É por meio da interação entre esses dois sistemas de processamento independentes que somos capazes de, ao mesmo tempo, termos uma visão de um mundo estável e previsível - possibilitando assim decisões de médio e longo prazo - e podermos nos adaptar a situações inesperadas, diante das quais a própria sobrevivência poderia estar em risco. Nas palavras de Macrae e Bodenhausen (2000, p. 95):

"Dadas as limitações cognitivas básicas e um mundo de estímulos desafiadores, os percebedores precisam de uma maneira de simplificar e estruturar o processo de percepção das pessoas. Isto é alcançado através da ativação e implementação do pensamento categórico."

Isto significa que, ao invés de considerarmos os indivíduos em termos de sua constelação única de atributos, nós os agrupamos em termos das categorias sociais a que pertencem, sobre as quais existem amplas informações no sistema de memória de longo prazo. O pensamento categórico possibilita, então, o acesso à memória de longo prazo em busca do que é esperado dentro da categoria, bem como a possibilidade da flexibilidade diante do inesperado (afinal, algo só pode ser inesperado em contraste com o que é esperado).
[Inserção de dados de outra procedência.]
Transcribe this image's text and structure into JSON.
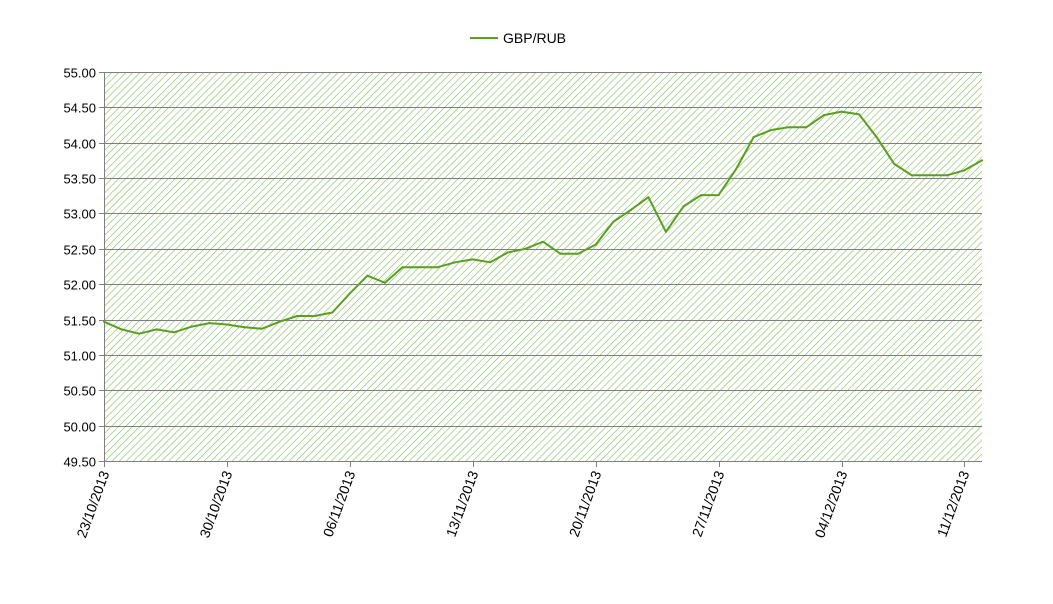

Porém, ao armazenar informações que permitam a formação de categorias estáveis, a mente precisa ignorar detalhes individuais e incongruentes. Ao formar uma categoria como "idoso", uma série de atributos que detalham o que esperar e o que não esperar dessa categoria são armazenados na memória de longo prazo, e ativados cada vez que algum indivíduo que se encontre nesta categoria se apresente. E estes atributos nem sempre se baseiam em experiência prévia, mas também em aspectos sócio-culturais, que muitas vezes não correspondem à realidade. É este conjunto de informações e atributos, altamente influenciados pelo meio social e cultural, que é geralmente chamado de estereótipo.

 

O uso do priming como técnica de mensuração implícita

A idéia de que as atitudes, crenças e comportamento são freqüentemente afetados por fatores que fogem à consciência e não podem ser totalmente compreendidos pela auto-reflexão e outros métodos intuitivos, tem sido um tema importante de estudo na psicologia social. Nas últimas décadas, a psicologia social experimental descobriu que atitudes e crenças podem ser ativadas na memória de uma pessoa sem que haja intenção ou sequer percepção de que elas foram ativadas. Uma vez ativadas, essas cognições e julgamentos são difíceis de inibir ou suprimir, e geram efeitos comportamentais significativos, afetando, por exemplo, julgamentos, decisões e atitudes. A essas reações sutis foram dados muitos nomes na literatura: implícito, automático, inconsciente ou não-consciente (Dasgupta, 2009).

Os estereótipos são, portanto, parte deste conjunto de crenças e atitudes que são ativados automaticamente e que geram expectativas a respeito de um determinado grupo ou pessoa que pertença a este grupo. Estas expectativas criadas pelos estereótipos enviesam constantemente as relações e julgamentos sociais. Por isso, os estereótipos são alvo de grande interesse dos estudiosos em Psicologia Social, que buscam compreender seus mecanismos de formação, ativação, manutenção e seus efeitos.

Por se tratar de um processo implícito e automático, diversos métodos foram desenvolvidos para estudar os estereótipos, dentre as quais um conjunto de técnicas denominada priming. Existem vários tipos diferentes de priming, dependendo do tipo de conceito que é pré-ativado e a forma de sua ativação. Neste estudo é utilizado um priming do tipo conceitual e supraliminar.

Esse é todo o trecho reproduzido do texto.